Mais le mot important est « encore ». Car la dynamique, elle, est explosive. Chez le top 1 %, la dépense d'IA par salarié a bondi de 14,1 % sur le seul dernier mois mesuré, rapporte TechCrunch. À ce rythme, l'écart avec le salaire d'un ingénieur pourrait se combler en quelques années chez les plus engagées. Le chiffre de 7 500 dollars n'est peut-être pas un plafond, mais un plancher.
Cette trajectoire fait directement écho à un débat que nous avons déjà exploré : si l'IA ne fait pas disparaître les développeurs, elle redessine en revanche la structure de coûts du logiciel, en transformant une partie du travail humain en consommation de calcul facturée à l'usage.
Le paradoxe : des jetons moins chers, des factures qui triplent
Le plus contre-intuitif tient à l'économie des modèles. Le prix unitaire des jetons s'est effondré — de l'ordre de 98 % de baisse en quelques années — et pourtant les factures des grandes entreprises ont triplé. L'explication tient en un mot : les agents.
Les outils dits agentiques, qui enchaînent automatiquement de nombreux appels aux modèles pour accomplir une tâche, démultiplient la consommation. Selon l'analyse d'IndexBox, un flux de travail individuel coûtait environ 0,04 dollar en 2023 ; il atteint près de 1,20 dollar en 2026, une multiplication par trente. La consommation par développeur aurait, elle, été multipliée par plus de dix-huit. Autrement dit, la baisse du prix unitaire n'a pas réduit la dépense : elle a libéré des usages bien plus gourmands. Plus c'est bon marché, plus on en consomme — et davantage encore.

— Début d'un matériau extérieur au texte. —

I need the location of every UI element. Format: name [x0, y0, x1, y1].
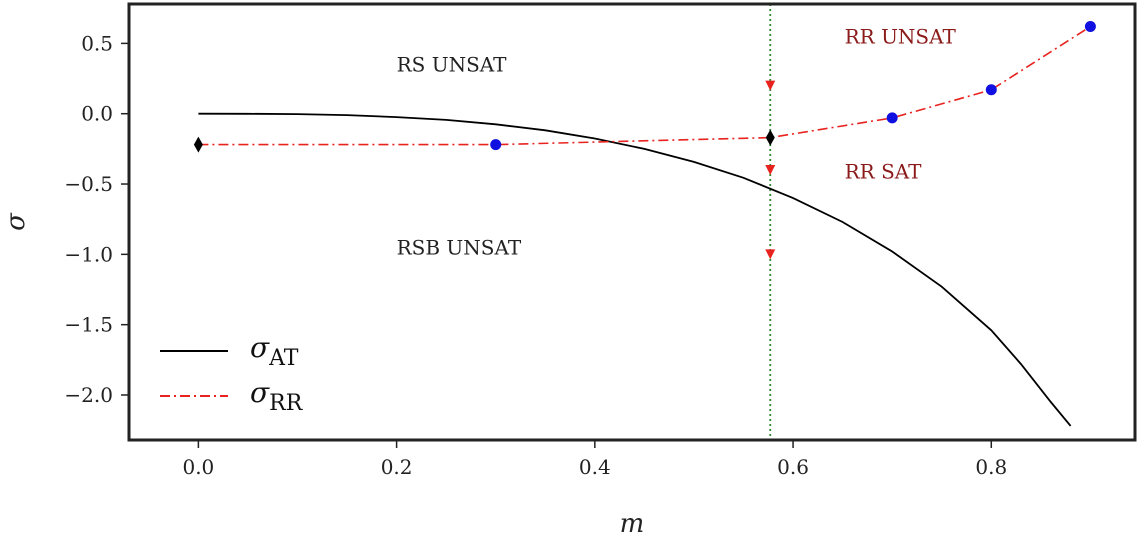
y-axis-label: σ: [1, 212, 31, 231]
y-tick-label: 0.0: [81, 102, 113, 126]
legend: σAT σRR: [160, 331, 304, 416]
plot-area: RS UNSAT RSB UNSAT RR UNSAT RR SAT: [193, 4, 1096, 440]
x-tick-label: 0.6: [777, 455, 809, 479]
x-axis-label: m: [620, 509, 645, 538]
y-tick-label: −1.5: [64, 313, 113, 337]
red-triangle-marker: [765, 249, 776, 260]
blue-data-point: [985, 84, 997, 96]
series-line-sigma-rr: [198, 25, 1091, 146]
x-tick-label: 0.2: [381, 455, 413, 479]
blue-data-point: [1084, 21, 1096, 33]
blue-data-point: [886, 112, 898, 124]
region-label: RR UNSAT: [845, 24, 957, 48]
y-tick-label: −0.5: [64, 172, 113, 196]
x-tick-label: 0.0: [182, 455, 214, 479]
y-tick-label: 0.5: [81, 31, 113, 55]
black-diamond-marker: [193, 136, 203, 153]
red-triangle-marker: [765, 80, 776, 91]
legend-label-sigma-at: σAT: [250, 331, 299, 371]
x-tick-label: 0.4: [579, 455, 611, 479]
y-tick-label: −2.0: [64, 383, 113, 407]
region-label: RS UNSAT: [397, 52, 508, 76]
x-tick-label: 0.8: [975, 455, 1007, 479]
legend-label-sigma-rr: σRR: [250, 376, 304, 416]
black-diamond-marker: [765, 129, 775, 146]
red-triangle-marker: [765, 164, 776, 175]
region-label: RSB UNSAT: [397, 235, 522, 259]
y-tick-label: −1.0: [64, 242, 113, 266]
axis-ticks: 0.0 0.2 0.4 0.6 0.8 0.5 0.0 −0.5 −1.0 −1.5 −2.0: [64, 31, 1007, 479]
blue-data-point: [490, 139, 502, 151]
plot-frame: [127, 2, 1137, 442]
region-label: RR SAT: [845, 159, 923, 183]
series-line-sigma-at: [198, 112, 1072, 427]
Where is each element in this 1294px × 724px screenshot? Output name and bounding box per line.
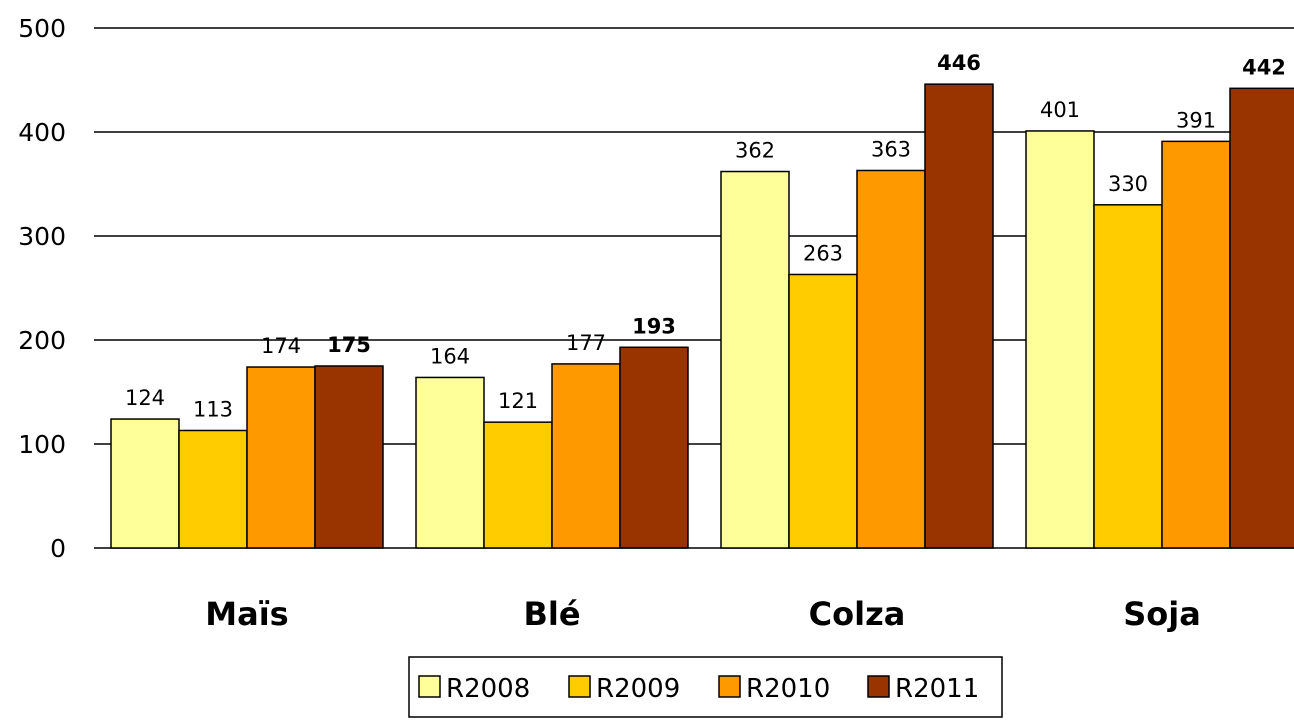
data-label: 164 [430,344,470,368]
bar-r2009-2 [788,273,858,549]
bar-r2009-1 [483,421,553,549]
y-axis-ticks: 0 100 200 300 400 500 [18,14,66,563]
data-label: 362 [735,139,775,163]
legend-box [408,656,1003,718]
data-label: 263 [803,241,843,265]
bar-r2011-2 [924,83,994,549]
bar-r2008-2 [720,170,790,549]
y-tick-label: 0 [50,534,66,563]
category-label: Blé [523,595,580,633]
y-tick-label: 300 [18,222,66,251]
legend-label: R2008 [446,674,530,704]
legend-swatch [718,675,741,698]
category-label: Maïs [205,595,288,633]
bar-r2009-0 [178,429,248,549]
data-label: 124 [125,386,165,410]
bar-r2008-1 [415,376,485,549]
category-labels: Maïs Blé Colza Soja [205,595,1201,633]
data-labels: 124 113 174 175 164 121 177 193 362 263 363 446 401 3… [125,51,1286,421]
bar-r2011-0 [314,365,384,549]
legend-label: R2011 [895,674,979,704]
bar-r2010-1 [551,363,621,549]
bar-r2011-1 [619,346,689,549]
bar-r2010-3 [1161,140,1231,549]
data-label: 177 [566,331,606,355]
bar-r2008-3 [1025,130,1095,549]
y-tick-label: 100 [18,430,66,459]
legend-swatch [568,675,591,698]
legend-label: R2009 [596,674,680,704]
bar-r2009-3 [1093,204,1163,549]
data-label: 121 [498,389,538,413]
data-label: 363 [871,137,911,161]
data-label: 446 [937,51,981,75]
data-label: 330 [1108,172,1148,196]
legend-label: R2010 [746,674,830,704]
legend-swatch [418,675,441,698]
bar-r2011-3 [1229,87,1294,549]
data-label: 391 [1176,108,1216,132]
data-label: 174 [261,334,301,358]
category-label: Soja [1123,595,1201,633]
bar-r2010-0 [246,366,316,549]
data-label: 113 [193,397,233,421]
legend-swatch [867,675,890,698]
bar-r2010-2 [856,169,926,549]
y-tick-label: 200 [18,326,66,355]
y-tick-label: 500 [18,14,66,43]
data-label: 193 [632,314,676,338]
legend: R2008 R2009 R2010 R2011 [408,656,1003,718]
data-label: 442 [1242,55,1286,79]
category-label: Colza [809,595,906,633]
y-tick-label: 400 [18,118,66,147]
data-label: 175 [327,333,371,357]
bars [110,83,1294,549]
bar-r2008-0 [110,418,180,549]
data-label: 401 [1040,98,1080,122]
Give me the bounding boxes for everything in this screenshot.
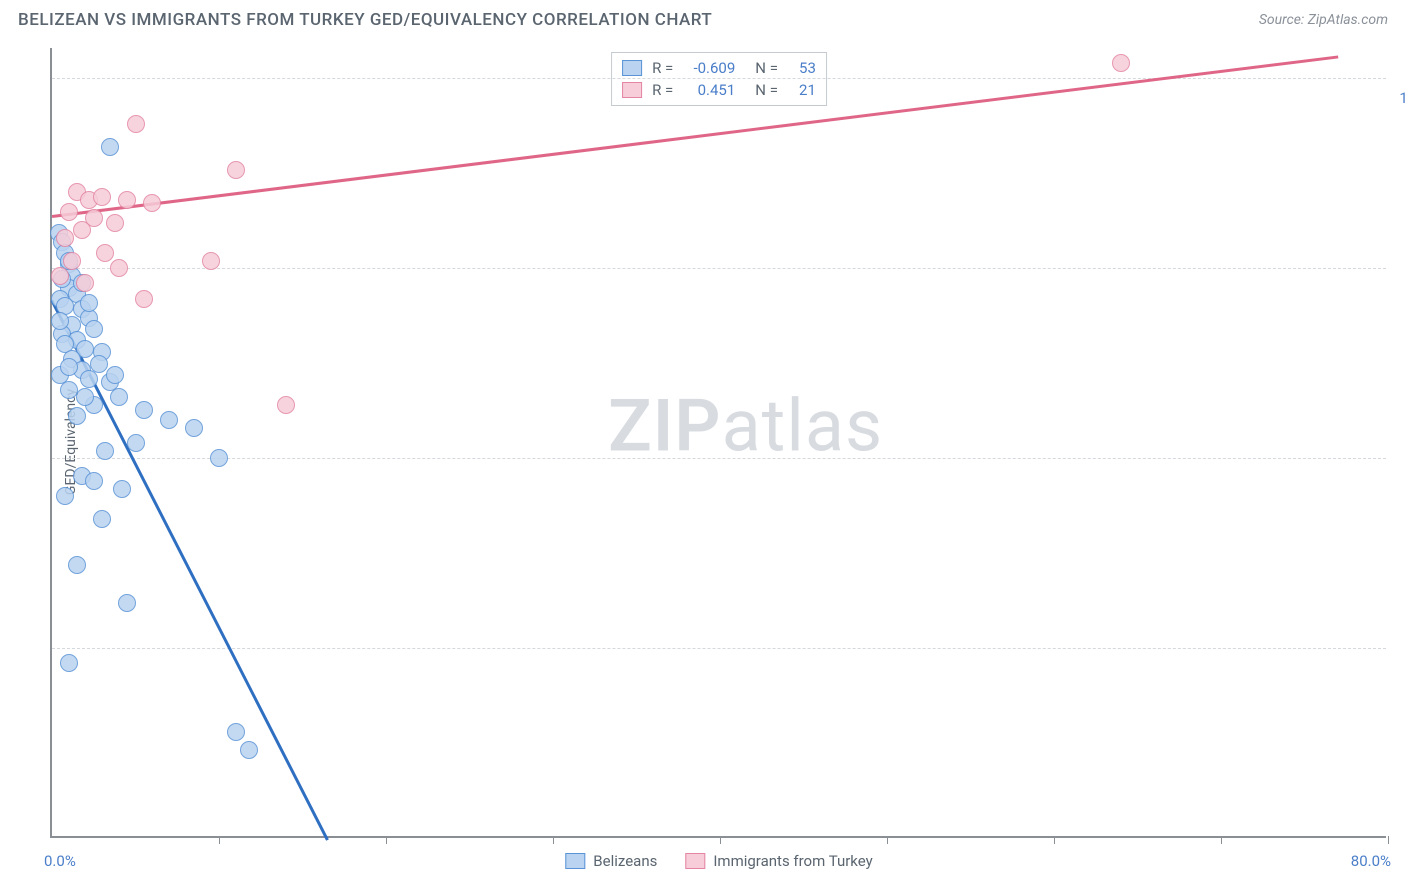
stats-row: R = 0.451 N = 21 <box>622 79 816 101</box>
data-point <box>277 396 295 414</box>
n-value: 53 <box>788 59 816 77</box>
data-point <box>202 252 220 270</box>
data-point <box>118 594 136 612</box>
legend: Belizeans Immigrants from Turkey <box>565 852 872 870</box>
gridline <box>52 458 1386 459</box>
stats-row: R = -0.609 N = 53 <box>622 57 816 79</box>
n-value: 21 <box>788 81 816 99</box>
x-tick <box>219 836 220 844</box>
data-point <box>56 229 74 247</box>
series-swatch <box>622 82 642 98</box>
n-label: N = <box>755 59 778 77</box>
x-tick <box>1054 836 1055 844</box>
x-tick <box>1388 836 1389 844</box>
data-point <box>143 194 161 212</box>
data-point <box>68 556 86 574</box>
r-value: -0.609 <box>683 59 735 77</box>
data-point <box>63 252 81 270</box>
data-point <box>68 407 86 425</box>
data-point <box>110 388 128 406</box>
data-point <box>85 320 103 338</box>
series-swatch <box>622 60 642 76</box>
data-point <box>56 487 74 505</box>
legend-item: Belizeans <box>565 852 657 870</box>
data-point <box>80 370 98 388</box>
r-value: 0.451 <box>683 81 735 99</box>
gridline <box>52 648 1386 649</box>
data-point <box>85 472 103 490</box>
legend-swatch <box>565 853 585 869</box>
data-point <box>60 358 78 376</box>
r-label: R = <box>652 59 673 77</box>
data-point <box>51 312 69 330</box>
x-tick <box>887 836 888 844</box>
data-point <box>73 221 91 239</box>
data-point <box>106 366 124 384</box>
data-point <box>118 191 136 209</box>
watermark: ZIPatlas <box>608 384 883 469</box>
y-tick-label: 100.0% <box>1399 89 1406 107</box>
data-point <box>101 138 119 156</box>
data-point <box>93 510 111 528</box>
x-tick <box>553 836 554 844</box>
data-point <box>80 294 98 312</box>
data-point <box>60 203 78 221</box>
x-tick <box>720 836 721 844</box>
data-point <box>210 449 228 467</box>
legend-label: Immigrants from Turkey <box>713 852 872 870</box>
chart-title: BELIZEAN VS IMMIGRANTS FROM TURKEY GED/E… <box>18 10 712 30</box>
data-point <box>51 267 69 285</box>
data-point <box>227 161 245 179</box>
data-point <box>60 381 78 399</box>
legend-swatch <box>685 853 705 869</box>
n-label: N = <box>755 81 778 99</box>
data-point <box>76 388 94 406</box>
x-tick <box>386 836 387 844</box>
gridline <box>52 268 1386 269</box>
source-attribution: Source: ZipAtlas.com <box>1259 12 1388 28</box>
data-point <box>60 654 78 672</box>
data-point <box>96 442 114 460</box>
data-point <box>135 290 153 308</box>
data-point <box>106 214 124 232</box>
scatter-plot: GED/Equivalency ZIPatlas R =-0.609N =53R… <box>50 48 1386 838</box>
data-point <box>240 741 258 759</box>
data-point <box>76 274 94 292</box>
r-label: R = <box>652 81 673 99</box>
data-point <box>93 188 111 206</box>
data-point <box>113 480 131 498</box>
legend-label: Belizeans <box>593 852 657 870</box>
data-point <box>135 401 153 419</box>
legend-item: Immigrants from Turkey <box>685 852 872 870</box>
data-point <box>185 419 203 437</box>
data-point <box>160 411 178 429</box>
data-point <box>127 434 145 452</box>
x-tick <box>1221 836 1222 844</box>
data-point <box>227 723 245 741</box>
x-axis-max-label: 80.0% <box>1351 852 1391 870</box>
x-axis-min-label: 0.0% <box>44 852 76 870</box>
data-point <box>1112 54 1130 72</box>
data-point <box>96 244 114 262</box>
gridline <box>52 78 1386 79</box>
data-point <box>127 115 145 133</box>
data-point <box>110 259 128 277</box>
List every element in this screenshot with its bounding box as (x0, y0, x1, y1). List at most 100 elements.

Mixer les modèles pour optimiser le coût
Comment les entreprises les plus dépensières gèrent-elles cette inflation d'usage ? En refusant la fidélité à un seul fournisseur. Le rapport de Ramp décrit une stratégie de « mix and match » : ces firmes naviguent en permanence entre plusieurs modèles de pointe et basculent vers des plateformes donnant accès à des modèles open source moins coûteux, comme DeepSeek, lorsque la tâche le permet.
Cette agilité révèle une maturité d'usage : on ne paie pas le modèle le plus puissant pour tout, on arbitre tâche par tâche entre capacité et coût. Cette logique anti-verrouillage, qui consiste à éviter de se rendre captif d'un seul prestataire, recoupe le positionnement de plusieurs jeunes pousses du secteur, persuadées que la souplesse d'orchestration sera un avantage décisif.
Ce que l'indice dit vraiment de l'adoption
Au-delà des chiffres spectaculaires, le Ramp AI Index — bâti sur les dépenses anonymisées et agrégées de plus de 70 000 entreprises américaines — livre une leçon de sociologie économique. L'adoption de l'IA n'est pas une vague uniforme qui soulèverait toutes les organisations en même temps. C'est une diffusion profondément inégale, où une minorité de convaincus creuse l'écart à grande vitesse pendant que la masse reste spectatrice.
Deux lectures s'affrontent. Pour les optimistes, ce 1 % préfigure l'entreprise de demain : ce qui est aujourd'hui une dépense extrême deviendra la norme à mesure que les agents s'imposeront. Pour les prudents, l'envolée des factures sans explosion équivalente de la productivité pose la question du retour sur investissement — et rien ne garantit que la médiane suivra le peloton de tête.
Une chose est sûre : l'IA est passée du statut de gadget à celui de poste budgétaire stratégique pour une frange croissante d'entreprises. Reste à savoir si les 7 500 dollars d'aujourd'hui sont le sommet d'une bulle ou la base d'une nouvelle normalité.
Sources : TechCrunch, Ramp / EconLab (Ara Kharazian), TheNextWeb, IndexBox.